Scatter plot of 3125 EQ-5D-5L profiles for heteroskedastic model. *values were estimated in a pits scale where v (55555) = 0 and v (11111) = 1. 95% Confidence interval for Pearson’s correlation 0.9109–0.9222, and for Lin’s concordance: 0.7542–0.7769

Taste and scale heterogeneity

The SALC model increased model fit compared to homogeneous models by achieving the lowest BIC value (56,698.35). Table 3 showed the main-effect coefficients of the two taste classes. Taste class 1 had consistent parameters with non-negative values, and 19 of them were significant (p < 0.050). In all the attributes, changing levels from moderate to severe problems led to the greatest reduction in value. Based on this evidence, taste class 1 is referred to as a Dutch EQ-5D-5L value set on the pits scale.

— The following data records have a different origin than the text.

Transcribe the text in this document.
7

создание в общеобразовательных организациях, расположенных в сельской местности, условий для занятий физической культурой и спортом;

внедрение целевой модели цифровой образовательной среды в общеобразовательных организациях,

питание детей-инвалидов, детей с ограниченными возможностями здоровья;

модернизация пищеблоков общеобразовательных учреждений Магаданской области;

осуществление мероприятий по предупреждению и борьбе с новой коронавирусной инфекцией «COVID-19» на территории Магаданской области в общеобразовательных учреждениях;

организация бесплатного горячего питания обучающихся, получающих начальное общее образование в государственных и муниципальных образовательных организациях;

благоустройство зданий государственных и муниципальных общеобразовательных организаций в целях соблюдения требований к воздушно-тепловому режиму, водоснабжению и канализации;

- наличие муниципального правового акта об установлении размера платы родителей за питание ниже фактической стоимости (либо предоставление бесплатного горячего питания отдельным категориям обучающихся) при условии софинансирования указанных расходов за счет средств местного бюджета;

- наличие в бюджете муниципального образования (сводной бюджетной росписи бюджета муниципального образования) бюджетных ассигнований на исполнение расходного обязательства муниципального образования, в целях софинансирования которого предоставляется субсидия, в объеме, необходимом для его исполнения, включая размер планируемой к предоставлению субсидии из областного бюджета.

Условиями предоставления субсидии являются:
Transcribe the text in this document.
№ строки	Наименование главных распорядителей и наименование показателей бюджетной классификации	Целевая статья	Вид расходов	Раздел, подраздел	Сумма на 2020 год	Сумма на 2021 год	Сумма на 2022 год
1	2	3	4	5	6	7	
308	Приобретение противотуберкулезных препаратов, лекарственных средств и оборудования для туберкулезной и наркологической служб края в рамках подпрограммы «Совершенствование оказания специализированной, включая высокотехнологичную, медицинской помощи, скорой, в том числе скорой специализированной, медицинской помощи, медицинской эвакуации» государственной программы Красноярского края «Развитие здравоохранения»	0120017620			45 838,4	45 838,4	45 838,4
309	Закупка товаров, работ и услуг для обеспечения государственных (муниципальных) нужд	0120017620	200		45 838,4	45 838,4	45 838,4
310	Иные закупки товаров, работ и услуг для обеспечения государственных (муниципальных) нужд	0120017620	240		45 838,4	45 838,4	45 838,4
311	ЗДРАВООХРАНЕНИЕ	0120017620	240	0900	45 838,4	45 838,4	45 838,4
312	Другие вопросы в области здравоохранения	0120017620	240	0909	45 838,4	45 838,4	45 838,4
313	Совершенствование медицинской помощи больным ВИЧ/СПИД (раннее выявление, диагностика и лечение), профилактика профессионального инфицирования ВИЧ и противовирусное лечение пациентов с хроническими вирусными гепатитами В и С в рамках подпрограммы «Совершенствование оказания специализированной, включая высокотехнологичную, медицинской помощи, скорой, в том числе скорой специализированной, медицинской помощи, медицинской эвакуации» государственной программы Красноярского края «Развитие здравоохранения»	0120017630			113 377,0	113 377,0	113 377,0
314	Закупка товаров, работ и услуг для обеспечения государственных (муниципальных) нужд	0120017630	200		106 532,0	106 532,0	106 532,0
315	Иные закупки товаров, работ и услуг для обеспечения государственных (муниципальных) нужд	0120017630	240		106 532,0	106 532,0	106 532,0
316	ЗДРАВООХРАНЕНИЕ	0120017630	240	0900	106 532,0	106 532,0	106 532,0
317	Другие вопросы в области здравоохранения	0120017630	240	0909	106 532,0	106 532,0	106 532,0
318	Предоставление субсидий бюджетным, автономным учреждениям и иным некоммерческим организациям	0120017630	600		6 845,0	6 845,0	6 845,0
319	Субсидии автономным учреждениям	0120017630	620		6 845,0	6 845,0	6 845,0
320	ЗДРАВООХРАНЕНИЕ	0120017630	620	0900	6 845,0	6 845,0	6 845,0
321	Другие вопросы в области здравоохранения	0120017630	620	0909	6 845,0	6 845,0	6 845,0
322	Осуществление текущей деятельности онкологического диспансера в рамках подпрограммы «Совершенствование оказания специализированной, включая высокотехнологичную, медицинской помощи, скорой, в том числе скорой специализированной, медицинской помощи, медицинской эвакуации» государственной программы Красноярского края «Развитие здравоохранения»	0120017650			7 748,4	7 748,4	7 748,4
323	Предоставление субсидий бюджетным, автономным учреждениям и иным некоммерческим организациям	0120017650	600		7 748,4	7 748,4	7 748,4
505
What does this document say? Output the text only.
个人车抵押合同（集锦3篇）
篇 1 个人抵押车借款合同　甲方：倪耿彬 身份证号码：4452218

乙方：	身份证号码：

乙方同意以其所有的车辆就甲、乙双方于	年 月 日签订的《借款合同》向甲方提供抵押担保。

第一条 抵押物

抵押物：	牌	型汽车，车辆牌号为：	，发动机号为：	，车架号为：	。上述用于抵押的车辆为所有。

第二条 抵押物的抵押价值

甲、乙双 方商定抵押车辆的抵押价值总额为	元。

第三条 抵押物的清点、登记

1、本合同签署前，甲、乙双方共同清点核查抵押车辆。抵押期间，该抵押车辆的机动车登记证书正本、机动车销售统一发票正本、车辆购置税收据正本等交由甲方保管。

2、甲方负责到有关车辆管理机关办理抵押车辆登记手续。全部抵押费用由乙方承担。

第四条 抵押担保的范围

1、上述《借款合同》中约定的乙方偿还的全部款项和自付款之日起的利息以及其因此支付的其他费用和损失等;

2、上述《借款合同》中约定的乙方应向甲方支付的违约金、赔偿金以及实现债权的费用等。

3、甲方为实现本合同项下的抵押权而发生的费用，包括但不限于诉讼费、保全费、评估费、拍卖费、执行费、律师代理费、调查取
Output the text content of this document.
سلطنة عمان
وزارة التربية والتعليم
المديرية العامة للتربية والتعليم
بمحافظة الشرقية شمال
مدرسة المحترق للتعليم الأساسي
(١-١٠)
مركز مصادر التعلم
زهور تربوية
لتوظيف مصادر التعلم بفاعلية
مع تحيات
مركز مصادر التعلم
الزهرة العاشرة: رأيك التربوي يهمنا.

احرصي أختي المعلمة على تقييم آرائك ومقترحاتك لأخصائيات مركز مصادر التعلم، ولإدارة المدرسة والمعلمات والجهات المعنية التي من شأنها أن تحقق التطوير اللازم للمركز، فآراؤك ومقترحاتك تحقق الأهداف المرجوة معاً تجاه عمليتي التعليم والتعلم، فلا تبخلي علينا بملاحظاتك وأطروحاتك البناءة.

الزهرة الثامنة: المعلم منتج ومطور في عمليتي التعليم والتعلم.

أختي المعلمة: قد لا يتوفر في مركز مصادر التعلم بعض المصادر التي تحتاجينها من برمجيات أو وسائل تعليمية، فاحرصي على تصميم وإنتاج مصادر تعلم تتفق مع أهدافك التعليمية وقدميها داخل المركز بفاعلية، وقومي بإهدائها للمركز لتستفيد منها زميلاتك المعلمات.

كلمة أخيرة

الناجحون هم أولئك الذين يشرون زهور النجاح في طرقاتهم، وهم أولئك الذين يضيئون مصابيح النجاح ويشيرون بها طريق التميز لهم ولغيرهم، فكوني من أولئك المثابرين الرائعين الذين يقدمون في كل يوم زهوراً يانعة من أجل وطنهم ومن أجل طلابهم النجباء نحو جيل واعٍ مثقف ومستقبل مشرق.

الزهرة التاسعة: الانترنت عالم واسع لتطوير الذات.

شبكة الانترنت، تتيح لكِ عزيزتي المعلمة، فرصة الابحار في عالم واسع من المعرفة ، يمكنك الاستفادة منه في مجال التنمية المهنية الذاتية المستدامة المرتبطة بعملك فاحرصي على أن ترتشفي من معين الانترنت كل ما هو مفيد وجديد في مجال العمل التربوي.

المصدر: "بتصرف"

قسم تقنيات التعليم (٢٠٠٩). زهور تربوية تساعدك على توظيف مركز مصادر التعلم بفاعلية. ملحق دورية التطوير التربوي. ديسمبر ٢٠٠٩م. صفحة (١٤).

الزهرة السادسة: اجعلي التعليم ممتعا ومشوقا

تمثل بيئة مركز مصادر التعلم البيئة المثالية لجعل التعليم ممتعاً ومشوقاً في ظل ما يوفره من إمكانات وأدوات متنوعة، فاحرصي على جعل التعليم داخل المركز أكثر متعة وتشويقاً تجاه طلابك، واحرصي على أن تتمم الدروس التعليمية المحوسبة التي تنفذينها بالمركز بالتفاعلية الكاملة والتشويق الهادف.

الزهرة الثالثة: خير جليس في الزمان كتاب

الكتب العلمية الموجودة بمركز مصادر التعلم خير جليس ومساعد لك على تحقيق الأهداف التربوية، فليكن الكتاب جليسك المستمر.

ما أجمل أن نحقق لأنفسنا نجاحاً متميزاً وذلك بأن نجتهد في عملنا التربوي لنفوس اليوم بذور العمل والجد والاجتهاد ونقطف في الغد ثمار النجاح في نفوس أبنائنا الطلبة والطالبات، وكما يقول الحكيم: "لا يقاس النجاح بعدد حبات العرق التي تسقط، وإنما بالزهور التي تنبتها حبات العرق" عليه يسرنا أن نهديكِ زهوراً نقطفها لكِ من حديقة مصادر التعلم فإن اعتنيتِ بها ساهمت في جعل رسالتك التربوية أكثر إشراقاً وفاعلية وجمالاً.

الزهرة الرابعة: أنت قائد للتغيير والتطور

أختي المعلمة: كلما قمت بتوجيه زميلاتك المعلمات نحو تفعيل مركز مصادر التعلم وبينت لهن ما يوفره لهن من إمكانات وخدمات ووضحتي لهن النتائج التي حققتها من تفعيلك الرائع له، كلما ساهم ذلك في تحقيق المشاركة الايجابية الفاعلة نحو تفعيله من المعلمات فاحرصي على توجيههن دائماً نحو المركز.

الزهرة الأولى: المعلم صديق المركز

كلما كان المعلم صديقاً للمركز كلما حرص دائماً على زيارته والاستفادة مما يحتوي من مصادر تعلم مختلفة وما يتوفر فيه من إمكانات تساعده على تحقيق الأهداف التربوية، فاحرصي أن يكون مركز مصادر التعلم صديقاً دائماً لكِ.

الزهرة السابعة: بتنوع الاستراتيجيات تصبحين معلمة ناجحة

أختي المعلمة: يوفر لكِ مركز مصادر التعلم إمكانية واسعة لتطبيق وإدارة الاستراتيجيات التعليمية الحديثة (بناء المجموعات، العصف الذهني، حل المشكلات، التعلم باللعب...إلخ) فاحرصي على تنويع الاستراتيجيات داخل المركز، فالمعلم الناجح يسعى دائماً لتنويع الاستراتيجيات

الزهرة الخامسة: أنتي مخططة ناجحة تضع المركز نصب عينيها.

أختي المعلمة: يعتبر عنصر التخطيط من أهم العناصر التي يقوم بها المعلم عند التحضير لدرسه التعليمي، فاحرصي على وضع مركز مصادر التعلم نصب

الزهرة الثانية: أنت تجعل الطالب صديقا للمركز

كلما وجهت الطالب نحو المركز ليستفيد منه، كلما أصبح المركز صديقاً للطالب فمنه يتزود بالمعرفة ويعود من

Table 3 Two taste classes of the scale-adjusted latent class (SALC) model

On the other hand, taste class 2 had few significant parameters and eight inconsistent estimates. In this class, the probability of choosing the best over the worst EQ-5D-5L profile is 0.554 (Table 3), which is much smaller than the near-unanimous probability found in taste class 1 (0.998). Based on this evidence, taste class 2 is referred to as a garbage class.

Around 71% of the individuals belonged to taste class 1 and 29% in taste class 2 (Table 4). Looking at the grade-of-membership results, respondents in the garbage class are less likely to be female (odds ratio: 0.5173 95% CI: 0.3685 to 0.6661) and more likely to be younger (odds ratio: 2.4143; 95% CI: 1.6509 to 3.1777).

Table 4 Grade-of-membership (GOM) of the scale-adjusted latent class (SALC)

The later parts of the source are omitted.